There are no dumb questions!
Crabs have funny appetites. They eat more or less at different times in their moult cycles, and will often like something one day and not the next.
Low temperatures can affect appetite because their metabolisms are tied to temperature. At 80° these crabs tend to become more active & will often eat more.
Also, studies involving Es (C. compressus) found that they don't like eating the same thing twice in a row, and from what I've observed in my PPs, I'd say they're the same in their attitude towards food.
Providing variety is key. Animal proteins, fats, nuts & seeds, dried leaf litter, wood & bark, fruit & veg, and chitin (from insects) are all important.
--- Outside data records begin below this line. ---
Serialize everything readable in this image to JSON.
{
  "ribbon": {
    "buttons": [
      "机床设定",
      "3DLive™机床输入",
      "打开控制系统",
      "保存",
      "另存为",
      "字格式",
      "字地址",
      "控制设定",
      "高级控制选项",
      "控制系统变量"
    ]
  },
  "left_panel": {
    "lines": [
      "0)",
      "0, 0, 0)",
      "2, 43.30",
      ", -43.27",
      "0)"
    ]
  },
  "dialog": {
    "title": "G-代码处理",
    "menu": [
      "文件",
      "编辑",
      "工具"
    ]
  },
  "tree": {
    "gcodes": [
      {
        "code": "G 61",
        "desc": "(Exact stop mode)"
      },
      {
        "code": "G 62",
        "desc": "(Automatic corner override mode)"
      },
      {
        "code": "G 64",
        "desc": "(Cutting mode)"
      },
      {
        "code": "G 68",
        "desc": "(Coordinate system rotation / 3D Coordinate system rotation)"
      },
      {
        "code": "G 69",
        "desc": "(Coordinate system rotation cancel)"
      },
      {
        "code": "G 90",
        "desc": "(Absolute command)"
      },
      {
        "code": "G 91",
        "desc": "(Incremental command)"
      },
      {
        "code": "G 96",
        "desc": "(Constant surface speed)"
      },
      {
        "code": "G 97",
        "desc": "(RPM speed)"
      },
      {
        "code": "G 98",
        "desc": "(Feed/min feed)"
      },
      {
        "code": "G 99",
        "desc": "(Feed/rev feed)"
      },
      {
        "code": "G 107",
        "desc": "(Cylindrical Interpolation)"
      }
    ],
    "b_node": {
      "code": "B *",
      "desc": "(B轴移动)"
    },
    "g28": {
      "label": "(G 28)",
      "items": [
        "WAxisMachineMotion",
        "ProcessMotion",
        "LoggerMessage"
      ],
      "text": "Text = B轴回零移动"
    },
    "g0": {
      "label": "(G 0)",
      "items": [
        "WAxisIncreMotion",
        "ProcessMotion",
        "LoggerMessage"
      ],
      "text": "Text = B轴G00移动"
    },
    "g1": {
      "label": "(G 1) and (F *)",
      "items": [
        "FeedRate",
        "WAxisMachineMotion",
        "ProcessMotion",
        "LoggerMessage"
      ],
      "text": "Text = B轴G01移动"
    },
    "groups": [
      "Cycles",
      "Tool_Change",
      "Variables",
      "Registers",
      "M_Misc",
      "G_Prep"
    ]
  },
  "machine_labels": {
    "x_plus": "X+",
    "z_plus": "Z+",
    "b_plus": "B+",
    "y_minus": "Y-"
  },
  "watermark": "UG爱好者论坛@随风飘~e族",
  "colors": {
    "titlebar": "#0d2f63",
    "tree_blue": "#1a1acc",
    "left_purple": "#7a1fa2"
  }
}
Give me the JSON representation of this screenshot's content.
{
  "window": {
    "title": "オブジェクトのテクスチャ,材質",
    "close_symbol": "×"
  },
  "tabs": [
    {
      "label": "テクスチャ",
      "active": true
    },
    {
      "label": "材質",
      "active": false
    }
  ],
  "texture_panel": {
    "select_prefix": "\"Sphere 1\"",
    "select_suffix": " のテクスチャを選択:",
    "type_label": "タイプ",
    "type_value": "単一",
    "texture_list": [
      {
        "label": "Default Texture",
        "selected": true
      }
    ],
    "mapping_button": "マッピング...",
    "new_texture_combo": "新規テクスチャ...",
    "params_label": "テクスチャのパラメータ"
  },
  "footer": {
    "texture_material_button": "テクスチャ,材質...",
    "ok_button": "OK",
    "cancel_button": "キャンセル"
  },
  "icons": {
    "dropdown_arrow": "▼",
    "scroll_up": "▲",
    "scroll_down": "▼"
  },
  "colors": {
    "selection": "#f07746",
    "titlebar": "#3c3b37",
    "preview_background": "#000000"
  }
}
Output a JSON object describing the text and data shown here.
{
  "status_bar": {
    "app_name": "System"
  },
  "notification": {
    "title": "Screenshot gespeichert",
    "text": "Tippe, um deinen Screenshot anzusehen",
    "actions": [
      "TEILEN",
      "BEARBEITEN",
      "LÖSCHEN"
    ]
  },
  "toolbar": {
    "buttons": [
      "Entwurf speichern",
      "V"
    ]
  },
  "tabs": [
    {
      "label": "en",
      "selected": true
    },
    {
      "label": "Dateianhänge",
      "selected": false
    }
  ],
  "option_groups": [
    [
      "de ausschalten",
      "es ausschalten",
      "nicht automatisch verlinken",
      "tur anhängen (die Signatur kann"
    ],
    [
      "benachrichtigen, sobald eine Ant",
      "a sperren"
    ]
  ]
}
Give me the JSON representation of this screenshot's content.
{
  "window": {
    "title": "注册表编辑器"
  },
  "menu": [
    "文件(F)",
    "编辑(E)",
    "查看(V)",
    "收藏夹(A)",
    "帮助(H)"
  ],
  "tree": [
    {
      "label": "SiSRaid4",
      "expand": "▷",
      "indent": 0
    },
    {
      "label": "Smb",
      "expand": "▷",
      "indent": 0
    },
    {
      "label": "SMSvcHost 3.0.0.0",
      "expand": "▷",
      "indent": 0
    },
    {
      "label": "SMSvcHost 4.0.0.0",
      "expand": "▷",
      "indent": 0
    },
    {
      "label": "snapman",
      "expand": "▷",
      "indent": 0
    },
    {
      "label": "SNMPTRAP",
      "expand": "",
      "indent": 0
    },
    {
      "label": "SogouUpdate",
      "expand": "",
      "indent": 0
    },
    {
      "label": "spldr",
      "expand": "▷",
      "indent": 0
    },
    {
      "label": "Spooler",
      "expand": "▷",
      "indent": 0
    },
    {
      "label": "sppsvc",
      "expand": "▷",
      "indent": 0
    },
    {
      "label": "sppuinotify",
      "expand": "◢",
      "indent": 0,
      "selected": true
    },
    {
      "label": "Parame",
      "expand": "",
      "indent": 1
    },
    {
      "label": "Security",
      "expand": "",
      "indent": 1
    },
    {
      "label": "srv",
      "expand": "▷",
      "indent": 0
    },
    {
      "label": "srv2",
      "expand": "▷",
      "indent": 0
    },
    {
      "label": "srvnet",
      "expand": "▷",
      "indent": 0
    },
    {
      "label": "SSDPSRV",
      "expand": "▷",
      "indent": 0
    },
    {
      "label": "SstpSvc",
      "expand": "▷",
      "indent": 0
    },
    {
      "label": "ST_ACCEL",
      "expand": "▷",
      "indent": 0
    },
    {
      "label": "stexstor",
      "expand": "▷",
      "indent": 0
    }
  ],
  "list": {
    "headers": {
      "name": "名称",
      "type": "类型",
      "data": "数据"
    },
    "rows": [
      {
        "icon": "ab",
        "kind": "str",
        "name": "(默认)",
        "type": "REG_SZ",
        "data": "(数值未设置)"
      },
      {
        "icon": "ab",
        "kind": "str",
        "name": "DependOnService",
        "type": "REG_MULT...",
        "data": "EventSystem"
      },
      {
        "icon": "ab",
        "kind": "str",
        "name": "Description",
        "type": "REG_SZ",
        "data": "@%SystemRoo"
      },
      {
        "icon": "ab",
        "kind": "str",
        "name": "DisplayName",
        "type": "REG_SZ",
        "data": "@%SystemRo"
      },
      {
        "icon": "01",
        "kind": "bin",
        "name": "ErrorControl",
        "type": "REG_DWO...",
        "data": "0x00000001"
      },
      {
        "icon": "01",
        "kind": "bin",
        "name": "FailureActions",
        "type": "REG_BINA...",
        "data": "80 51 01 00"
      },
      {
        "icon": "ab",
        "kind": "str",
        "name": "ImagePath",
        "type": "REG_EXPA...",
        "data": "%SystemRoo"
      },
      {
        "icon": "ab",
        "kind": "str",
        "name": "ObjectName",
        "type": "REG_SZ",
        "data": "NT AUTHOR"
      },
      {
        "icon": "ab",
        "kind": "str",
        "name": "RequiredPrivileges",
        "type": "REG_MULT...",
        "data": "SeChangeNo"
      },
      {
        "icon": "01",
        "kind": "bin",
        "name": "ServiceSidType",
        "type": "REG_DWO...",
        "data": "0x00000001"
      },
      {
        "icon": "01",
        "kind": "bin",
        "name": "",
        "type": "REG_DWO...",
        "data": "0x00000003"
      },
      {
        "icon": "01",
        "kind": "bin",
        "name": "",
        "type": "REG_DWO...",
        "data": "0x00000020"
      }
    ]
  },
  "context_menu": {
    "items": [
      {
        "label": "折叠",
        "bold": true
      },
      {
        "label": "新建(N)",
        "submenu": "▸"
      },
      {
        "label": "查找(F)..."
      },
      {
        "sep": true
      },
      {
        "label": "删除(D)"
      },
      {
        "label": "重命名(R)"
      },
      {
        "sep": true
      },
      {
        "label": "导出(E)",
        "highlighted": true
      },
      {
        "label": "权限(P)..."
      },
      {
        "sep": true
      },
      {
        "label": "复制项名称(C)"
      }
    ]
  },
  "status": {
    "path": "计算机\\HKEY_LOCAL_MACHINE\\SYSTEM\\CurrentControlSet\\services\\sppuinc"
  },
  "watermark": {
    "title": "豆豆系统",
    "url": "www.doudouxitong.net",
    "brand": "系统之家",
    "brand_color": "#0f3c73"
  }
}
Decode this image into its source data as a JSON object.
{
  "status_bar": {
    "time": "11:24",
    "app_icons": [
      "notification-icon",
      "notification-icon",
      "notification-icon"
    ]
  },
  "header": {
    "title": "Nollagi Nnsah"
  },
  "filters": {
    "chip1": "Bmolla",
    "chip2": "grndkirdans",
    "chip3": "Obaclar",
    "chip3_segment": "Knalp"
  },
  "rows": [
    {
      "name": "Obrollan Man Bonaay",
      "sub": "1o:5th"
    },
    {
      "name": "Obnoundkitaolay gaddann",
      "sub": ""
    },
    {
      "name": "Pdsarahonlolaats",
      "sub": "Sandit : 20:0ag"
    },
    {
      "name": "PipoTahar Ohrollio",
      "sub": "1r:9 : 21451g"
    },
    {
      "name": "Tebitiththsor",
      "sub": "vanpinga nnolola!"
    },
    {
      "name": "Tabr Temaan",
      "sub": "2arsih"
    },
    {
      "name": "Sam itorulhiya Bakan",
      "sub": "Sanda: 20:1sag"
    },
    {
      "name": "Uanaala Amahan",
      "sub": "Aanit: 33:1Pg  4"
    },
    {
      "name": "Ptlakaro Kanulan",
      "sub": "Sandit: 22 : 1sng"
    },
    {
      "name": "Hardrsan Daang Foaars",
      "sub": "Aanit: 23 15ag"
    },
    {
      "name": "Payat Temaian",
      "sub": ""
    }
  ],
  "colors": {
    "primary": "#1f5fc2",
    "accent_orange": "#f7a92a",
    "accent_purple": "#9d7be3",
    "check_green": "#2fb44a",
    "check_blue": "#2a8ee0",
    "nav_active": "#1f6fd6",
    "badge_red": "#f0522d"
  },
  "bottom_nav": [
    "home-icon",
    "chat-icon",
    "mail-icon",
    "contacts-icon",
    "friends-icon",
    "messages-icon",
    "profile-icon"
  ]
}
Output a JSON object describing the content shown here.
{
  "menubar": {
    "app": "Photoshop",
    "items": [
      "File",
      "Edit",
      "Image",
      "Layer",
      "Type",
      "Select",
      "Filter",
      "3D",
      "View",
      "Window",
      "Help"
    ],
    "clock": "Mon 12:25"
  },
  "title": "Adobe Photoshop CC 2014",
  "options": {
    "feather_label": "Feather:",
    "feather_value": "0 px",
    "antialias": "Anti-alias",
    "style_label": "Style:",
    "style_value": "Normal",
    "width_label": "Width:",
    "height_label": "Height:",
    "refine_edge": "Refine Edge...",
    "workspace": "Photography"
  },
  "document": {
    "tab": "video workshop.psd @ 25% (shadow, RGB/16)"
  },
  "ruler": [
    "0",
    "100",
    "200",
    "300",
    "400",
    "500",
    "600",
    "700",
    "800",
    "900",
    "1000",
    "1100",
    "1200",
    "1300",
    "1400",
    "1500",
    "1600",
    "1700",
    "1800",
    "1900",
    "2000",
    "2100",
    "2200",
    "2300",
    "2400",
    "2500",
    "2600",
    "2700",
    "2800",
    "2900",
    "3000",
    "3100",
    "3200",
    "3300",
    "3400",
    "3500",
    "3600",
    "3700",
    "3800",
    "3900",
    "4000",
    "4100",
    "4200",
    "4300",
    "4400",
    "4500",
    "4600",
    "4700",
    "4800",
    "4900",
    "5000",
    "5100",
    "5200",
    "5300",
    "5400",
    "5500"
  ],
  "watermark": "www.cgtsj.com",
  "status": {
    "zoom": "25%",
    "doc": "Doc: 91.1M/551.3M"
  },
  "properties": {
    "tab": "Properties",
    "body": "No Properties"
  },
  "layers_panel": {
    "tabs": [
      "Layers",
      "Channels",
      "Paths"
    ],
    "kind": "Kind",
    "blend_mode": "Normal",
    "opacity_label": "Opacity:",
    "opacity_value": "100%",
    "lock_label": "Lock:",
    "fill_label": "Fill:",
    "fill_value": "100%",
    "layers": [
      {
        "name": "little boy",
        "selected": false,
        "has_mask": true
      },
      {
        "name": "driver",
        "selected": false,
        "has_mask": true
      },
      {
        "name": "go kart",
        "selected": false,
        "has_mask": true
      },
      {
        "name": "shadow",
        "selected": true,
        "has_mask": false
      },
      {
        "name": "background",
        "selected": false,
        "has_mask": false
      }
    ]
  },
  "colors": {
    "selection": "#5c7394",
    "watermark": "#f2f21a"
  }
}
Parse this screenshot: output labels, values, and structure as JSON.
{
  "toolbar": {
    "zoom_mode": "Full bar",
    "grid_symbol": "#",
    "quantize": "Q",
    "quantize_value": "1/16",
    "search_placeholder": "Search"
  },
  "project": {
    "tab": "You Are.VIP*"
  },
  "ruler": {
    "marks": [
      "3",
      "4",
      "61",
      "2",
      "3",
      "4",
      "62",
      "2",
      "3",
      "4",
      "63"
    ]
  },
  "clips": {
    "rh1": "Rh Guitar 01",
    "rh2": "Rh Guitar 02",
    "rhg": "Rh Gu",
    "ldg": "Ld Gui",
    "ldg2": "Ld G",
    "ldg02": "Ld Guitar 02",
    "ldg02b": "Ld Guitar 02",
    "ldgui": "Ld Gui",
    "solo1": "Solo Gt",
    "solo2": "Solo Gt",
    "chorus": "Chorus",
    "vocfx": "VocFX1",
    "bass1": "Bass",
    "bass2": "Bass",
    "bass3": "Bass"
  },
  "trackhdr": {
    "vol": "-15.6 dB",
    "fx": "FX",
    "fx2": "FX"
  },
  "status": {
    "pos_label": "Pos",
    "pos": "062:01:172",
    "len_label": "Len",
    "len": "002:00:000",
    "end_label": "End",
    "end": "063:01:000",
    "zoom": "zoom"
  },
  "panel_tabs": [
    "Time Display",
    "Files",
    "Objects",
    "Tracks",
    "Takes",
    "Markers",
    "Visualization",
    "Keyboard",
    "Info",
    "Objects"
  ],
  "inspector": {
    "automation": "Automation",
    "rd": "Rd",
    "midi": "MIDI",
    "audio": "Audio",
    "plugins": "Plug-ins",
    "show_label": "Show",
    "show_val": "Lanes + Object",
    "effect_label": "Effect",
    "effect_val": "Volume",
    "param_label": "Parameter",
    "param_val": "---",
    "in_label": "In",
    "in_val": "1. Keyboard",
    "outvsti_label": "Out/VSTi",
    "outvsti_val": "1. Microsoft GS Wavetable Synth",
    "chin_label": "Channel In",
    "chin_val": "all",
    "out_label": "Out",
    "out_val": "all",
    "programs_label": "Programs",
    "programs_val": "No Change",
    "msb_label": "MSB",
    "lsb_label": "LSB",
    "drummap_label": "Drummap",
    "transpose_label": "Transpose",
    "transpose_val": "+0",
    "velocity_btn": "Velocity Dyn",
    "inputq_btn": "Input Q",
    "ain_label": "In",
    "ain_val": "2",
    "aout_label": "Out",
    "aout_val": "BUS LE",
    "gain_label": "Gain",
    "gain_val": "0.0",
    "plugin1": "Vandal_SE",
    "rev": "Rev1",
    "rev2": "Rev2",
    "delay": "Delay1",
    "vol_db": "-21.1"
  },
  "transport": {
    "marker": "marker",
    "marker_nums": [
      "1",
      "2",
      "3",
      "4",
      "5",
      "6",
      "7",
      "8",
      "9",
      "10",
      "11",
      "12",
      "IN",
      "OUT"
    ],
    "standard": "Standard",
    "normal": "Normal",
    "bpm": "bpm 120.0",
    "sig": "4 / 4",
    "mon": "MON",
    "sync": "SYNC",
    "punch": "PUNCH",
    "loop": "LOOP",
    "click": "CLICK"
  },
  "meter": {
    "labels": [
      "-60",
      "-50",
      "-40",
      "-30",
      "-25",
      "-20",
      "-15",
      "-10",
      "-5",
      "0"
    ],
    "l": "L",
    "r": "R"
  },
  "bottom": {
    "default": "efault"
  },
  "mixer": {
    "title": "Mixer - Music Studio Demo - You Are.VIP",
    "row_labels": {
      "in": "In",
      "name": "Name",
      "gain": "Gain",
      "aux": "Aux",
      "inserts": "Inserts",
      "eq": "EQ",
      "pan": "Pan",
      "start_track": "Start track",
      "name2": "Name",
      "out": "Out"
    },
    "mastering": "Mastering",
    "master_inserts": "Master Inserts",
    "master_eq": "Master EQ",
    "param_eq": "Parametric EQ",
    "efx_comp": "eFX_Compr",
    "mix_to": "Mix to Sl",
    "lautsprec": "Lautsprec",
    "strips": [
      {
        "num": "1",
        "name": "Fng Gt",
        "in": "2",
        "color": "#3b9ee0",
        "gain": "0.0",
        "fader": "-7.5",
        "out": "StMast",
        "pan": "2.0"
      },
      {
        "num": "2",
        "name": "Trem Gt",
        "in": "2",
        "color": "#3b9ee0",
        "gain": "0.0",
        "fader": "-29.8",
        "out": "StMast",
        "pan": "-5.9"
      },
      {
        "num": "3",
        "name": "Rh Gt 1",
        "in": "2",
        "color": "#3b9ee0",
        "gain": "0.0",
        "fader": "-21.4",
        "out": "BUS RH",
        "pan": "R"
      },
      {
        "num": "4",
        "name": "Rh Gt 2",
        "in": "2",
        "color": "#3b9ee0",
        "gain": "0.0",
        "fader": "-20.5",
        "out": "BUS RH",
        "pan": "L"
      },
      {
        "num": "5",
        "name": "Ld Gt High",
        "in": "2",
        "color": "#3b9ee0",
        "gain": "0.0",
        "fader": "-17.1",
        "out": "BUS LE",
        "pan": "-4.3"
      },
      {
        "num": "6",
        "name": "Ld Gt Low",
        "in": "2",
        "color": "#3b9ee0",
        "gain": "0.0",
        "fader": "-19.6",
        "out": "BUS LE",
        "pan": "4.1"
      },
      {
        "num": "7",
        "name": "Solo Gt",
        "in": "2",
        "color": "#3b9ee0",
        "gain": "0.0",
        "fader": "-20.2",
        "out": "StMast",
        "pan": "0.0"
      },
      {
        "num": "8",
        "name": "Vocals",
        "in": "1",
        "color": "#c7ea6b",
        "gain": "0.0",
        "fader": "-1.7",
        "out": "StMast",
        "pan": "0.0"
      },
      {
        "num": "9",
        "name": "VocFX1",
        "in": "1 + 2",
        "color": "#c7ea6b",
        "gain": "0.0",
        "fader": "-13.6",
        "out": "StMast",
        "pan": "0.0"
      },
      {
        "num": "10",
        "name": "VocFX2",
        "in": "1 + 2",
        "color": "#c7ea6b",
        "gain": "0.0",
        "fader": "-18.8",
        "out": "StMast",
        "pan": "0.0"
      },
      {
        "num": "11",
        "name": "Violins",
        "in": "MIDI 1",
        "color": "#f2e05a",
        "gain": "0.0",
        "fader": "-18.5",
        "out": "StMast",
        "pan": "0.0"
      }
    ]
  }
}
The page I'm linking to below is a great read about creating a healthy hermit crab diet:
viewtopic.php?f=25&t=92554
In the food & water section you'll notice the safe & unsafe food lists too.
Commercial diets are frowned upon not so much because crabs dislike them (although no crab wants to live on just pellets) as because many are nutritionally 'meh', and/or they contain preservatives believed to be harmful to invertibrates. (Even if a preservative isn't immediately harmful to a crab, there's the risk if it accumulating in the bodies of these long-lived critters & causing illness later, rather like carcinogens in humans.)
Finally, sometimes they are eating, just they're taking teeny pinches of what's offered, and not dragging it off into burrows, or traipsing through their food dish. Enjoy this while it lasts - eventually you will have to hunt for a hidden piece of shrimp or fish, and in an 80°, humid crabitat... well, its a memorable smell.